Una de las más altas expresiones de arte urbano la encontramos en la fuente de “Las Nereidas”, también llamada “El tocador de Venus”, de la artista tucumana Lola Mora. Fue
inaugurada el 21 de Mayo de 1903, en su antigua ubicación del Paseo de Julio (hoy Av. L. N. Alem) próxima a la Casa de Gobierno. La osadía en el tratamiento de los desnudos despertó críticas y motivó su traslado en 1918 a su actual emplazamiento en la plazoleta de acceso al espigón del viejo balneario en la Costanera Sur. El grupo escultórico, de piedra y mármol de Carrara, representa el nacimiento de Venus surgiendo de una valva marina. En su base, de una valva de molusco emergen tres tritones desnudos, sosteniendo las bridas de tres caballos sumergido en el agua de la valva. Del centro se levanta un pilar en travertino de Tívoli que sirve de apoyo a dos náyades, sirenas o nereidas, que elevan una valva más pequeña con el nacimiento de Venus desnuda. La protagonista se ubica en el borde externo de la valva, sentada sobre la pierna derecha, grácilmente cruzada.

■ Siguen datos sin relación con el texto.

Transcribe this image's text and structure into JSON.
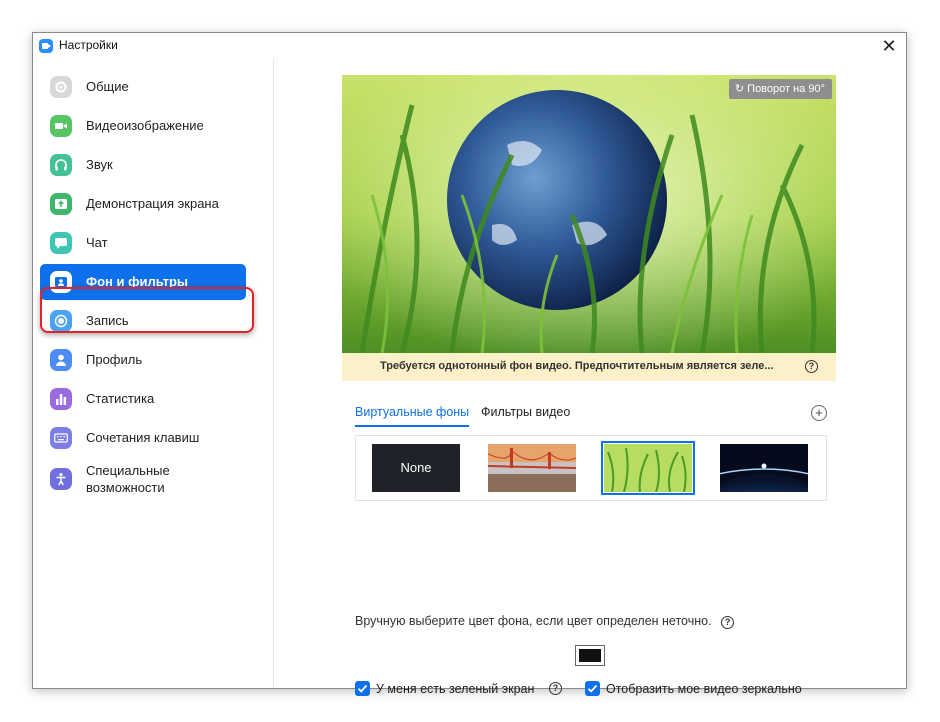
{
  "window": {
    "title": "Настройки",
    "close_glyph": "✕"
  },
  "sidebar": {
    "items": [
      {
        "label": "Общие",
        "icon": "gear-icon",
        "color": "#d8d8d8"
      },
      {
        "label": "Видеоизображение",
        "icon": "video-camera-icon",
        "color": "#58c463"
      },
      {
        "label": "Звук",
        "icon": "headphones-icon",
        "color": "#45c19a"
      },
      {
        "label": "Демонстрация экрана",
        "icon": "share-screen-icon",
        "color": "#3db86a"
      },
      {
        "label": "Чат",
        "icon": "chat-bubble-icon",
        "color": "#3fc5b4"
      },
      {
        "label": "Фон и фильтры",
        "icon": "background-icon",
        "color": "#ffffff"
      },
      {
        "label": "Запись",
        "icon": "record-icon",
        "color": "#4aa3f0"
      },
      {
        "label": "Профиль",
        "icon": "profile-icon",
        "color": "#4d8cf5"
      },
      {
        "label": "Статистика",
        "icon": "statistics-icon",
        "color": "#9a6ae0"
      },
      {
        "label": "Сочетания клавиш",
        "icon": "keyboard-icon",
        "color": "#7d7de6"
      },
      {
        "label": "Специальные\nвозможности",
        "icon": "accessibility-icon",
        "color": "#6f6fe0"
      }
    ],
    "active_index": 5
  },
  "preview": {
    "rotate_label": "Поворот на 90°"
  },
  "warning": {
    "text": "Требуется однотонный фон видео. Предпочтительным является зеле...",
    "help": "?"
  },
  "tabs": {
    "virtual": "Виртуальные фоны",
    "filters": "Фильтры видео",
    "add": "+"
  },
  "gallery": {
    "items": [
      {
        "label": "None",
        "kind": "none"
      },
      {
        "label": "",
        "kind": "golden-gate-bridge"
      },
      {
        "label": "",
        "kind": "grass"
      },
      {
        "label": "",
        "kind": "earth-from-space"
      }
    ],
    "selected_index": 2
  },
  "manual_color": {
    "text": "Вручную выберите цвет фона, если цвет определен неточно.",
    "help": "?",
    "color": "#111111"
  },
  "options": {
    "green_screen": {
      "label": "У меня есть зеленый экран",
      "checked": true,
      "help": "?"
    },
    "mirror": {
      "label": "Отобразить мое видео зеркально",
      "checked": true
    }
  },
  "accent": "#0e71eb"
}
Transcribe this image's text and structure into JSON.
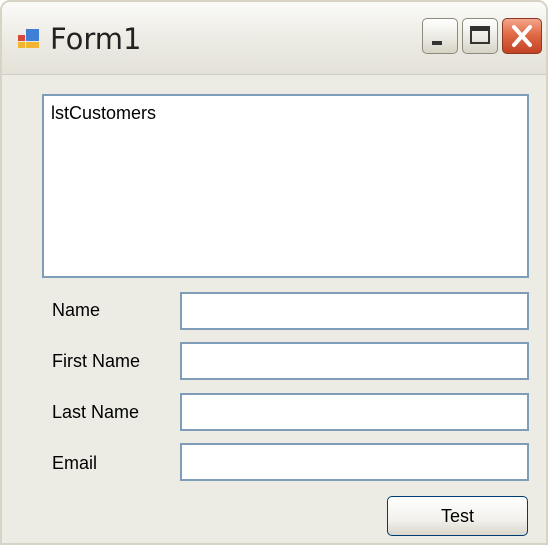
{
  "window": {
    "title": "Form1",
    "icon": "app-form-icon",
    "controls": [
      "minimize-icon",
      "maximize-icon",
      "close-icon"
    ]
  },
  "listbox": {
    "text": "lstCustomers"
  },
  "fields": [
    {
      "label": "Name",
      "value": ""
    },
    {
      "label": "First Name",
      "value": ""
    },
    {
      "label": "Last Name",
      "value": ""
    },
    {
      "label": "Email",
      "value": ""
    }
  ],
  "buttons": {
    "test_label": "Test"
  },
  "colors": {
    "close_button": "#e06a45",
    "field_border": "#7f9db9",
    "window_bg": "#ecebe4"
  }
}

Los tiempos en que la significación de estas obras encontraba correspondencia con la cultura de su época quedaron atrás. Hoy, sería sumamente útil que una adecuada señalización las dote –cual hilo de Ariadna– de nuevas claves interpretativas para conocerlas mejor, valorarlas y, en suma, quererlas. Una trilogía ausente, y que hoy resultaría para ellas tan esencial como lo fue para Perseo el hilo que le permitió salvar su vida.